Subió las escaleras para recibirla con algún problema todavía, pues no podía mover bien todavía los brazos y el cuello. El abrazo suave del Comandante cubrió su espalda y la puso triste. Al salir caminando hacia su puesto en la primera fila lloraba sin consuelo y jura que al virarse vio también unas lágrimas en su rostro. “Quizás se contuvo porque estaba en público, pero era un hombre de sentimientos extraordinarios”, confirma 24 años después de aquel hecho su protagonista.

Por supuesto, la otra gran hazaña de Ana fue convertirse en doble campeona mundial de los 800 metros. El primer título lo ganó, para más coincidencia, el mismo día que el Comandante cumplió 69 años: el 13 de agosto de 1995. Un mes más tarde él mismo le impuso la Orden al Mérito Deportivo.

“Para salvar a Ana Fidelia se juntaron dos cosas: un milagro de la ciencia y la técnica con un milagro de la voluntad humana”, diría Fidel en sus palabras de elogio a la premiada, quien sonreía todo el tiempo sin levantar la cabeza.
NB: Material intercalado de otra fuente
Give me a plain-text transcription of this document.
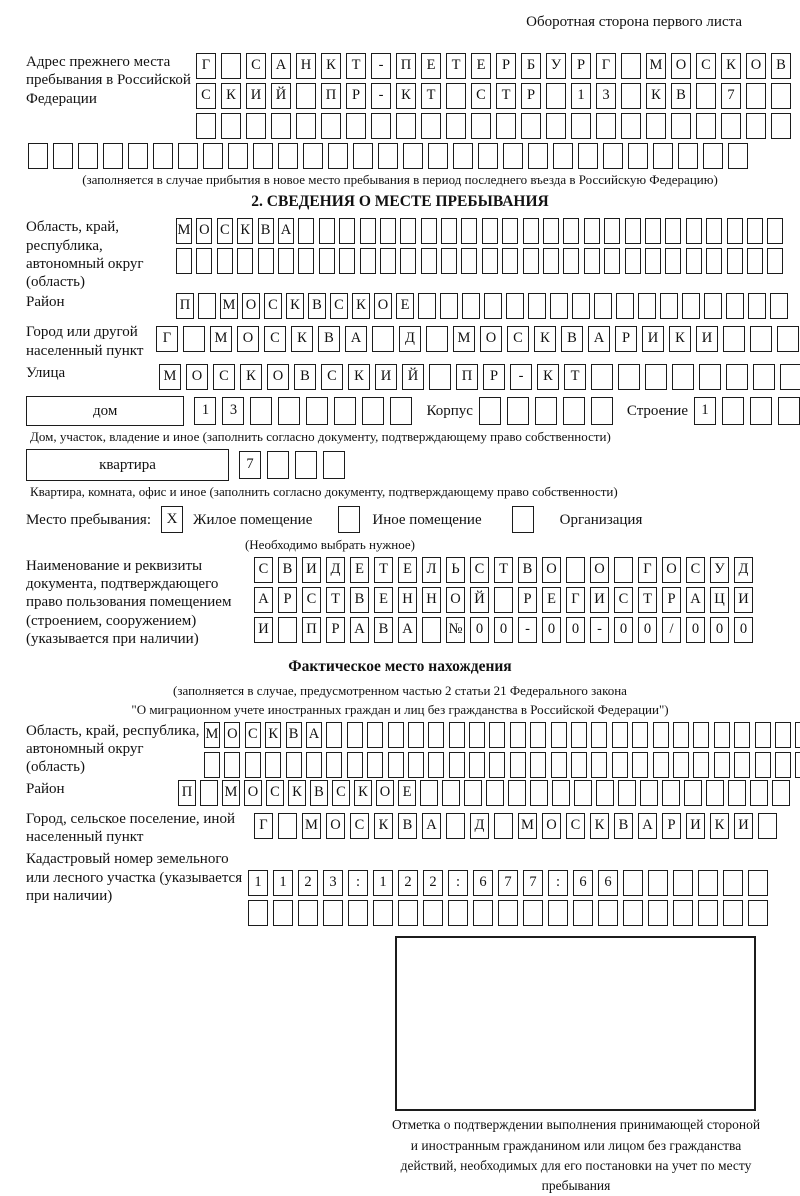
Оборотная сторона первого листа
Адрес прежнего места пребывания в Российской Федерации
Г	С	А	Н	К	Т	-	П	Е	Т	Е	Р	Б	У	Р	Г	М О	С	К	О	В
С	К	И	Й	П	Р	-	К	Т	С	Т	Р	1	3	К	В	7
(заполняется в случае прибытия в новое место пребывания в период последнего въезда в Российскую Федерацию)
2. СВЕДЕНИЯ О МЕСТЕ ПРЕБЫВАНИЯ
Область, край, республика, автономный округ (область)
М О С К В А
Район	П М О С К В С К О Е
Город или другой населенный пункт
Г	М	О	С	К	В	А	Д	М	О	С	К	В	А	Р	И	К	И
Улица	М	О	С	К	О	В	С	К	И	Й	П	Р	-	К	Т
дом	1	3	Корпус	Строение 1
Дом, участок, владение и иное (заполнить согласно документу, подтверждающему право собственности)
квартира	7
Квартира, комната, офис и иное (заполнить согласно документу, подтверждающему право собственности)
Место пребывания:	X	Жилое помещение	Иное помещение	Организация
(Необходимо выбрать нужное)
Наименование и реквизиты документа, подтверждающего право пользования помещением (строением, сооружением) (указывается при наличии)
С В И Д	Е	Т	Е	Л	Ь	С	Т	В О	О	Г	О С У Д
А	Р	С	Т	В	Е Н Н О Й	Р	Е	Г	И С	Т	Р	А Ц И
И	П	Р	А В А № 0	0	-	0	0	-	0	0	/	0	0	0
Фактическое место нахождения
(заполняется в случае, предусмотренном частью 2 статьи 21 Федерального закона
"О миграционном учете иностранных граждан и лиц без гражданства в Российской Федерации")
Область, край, республика, автономный округ (область)
М О С К В А
Район	П М О С К В С К О Е
Город, сельское поселение, иной населенный пункт
Г	М О С К В А	Д	М О С К В А	Р	И К И
Кадастровый номер земельного или лесного участка (указывается при наличии)
1	1	2	3	:	1	2	2	:	6	7	7	:	6	6
Отметка о подтверждении выполнения принимающей стороной и иностранным гражданином или лицом без гражданства действий, необходимых для его постановки на учет по месту пребывания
Humildad y sencillez viajaban en silencio. “Hemos obtenido muchas victorias deportivas, pero no creo que haya ocurrido nunca algo tan emocionante, que estremeciera, que sacudiera todas las fibras del alma y del cuerpo como la noticia de esa victoria”, concluyó su discurso.

Mis hijos y una espina clavada   

Una de las obsesiones de Ana era que sus hijos tuvieran una foto con Fidel, lo cual consiguió en la inauguración del laboratorio antidoping de La Habana, en 1999. Consultó con los compañeros de seguridad personal para llevar a su mamá y a sus dos hijos, Alberto Alejandro (de meses) y Carla Fidelia, quienes esperaron hasta el final de acto en una oficina del centro. Finalmente se la tomaron, aunque Albertico estaba hecho caca y hubo que envolverlo en sábanas para no demorar el especial recuerdo.

Sin embargo, la espina más grande que le queda a Ana en su relación con Fidel es no haberlo podido ver desde el 2006, tras haber enfermado. Hizo cartas y habló con muchas personas pero no tuvo la oportunidad. Quería darle su agradecimiento y reciprocar lo que hizo por ella en los momentos difíciles, cuando jamás dejó de estar a su lado. Quería que él supiera de sus sentimientos.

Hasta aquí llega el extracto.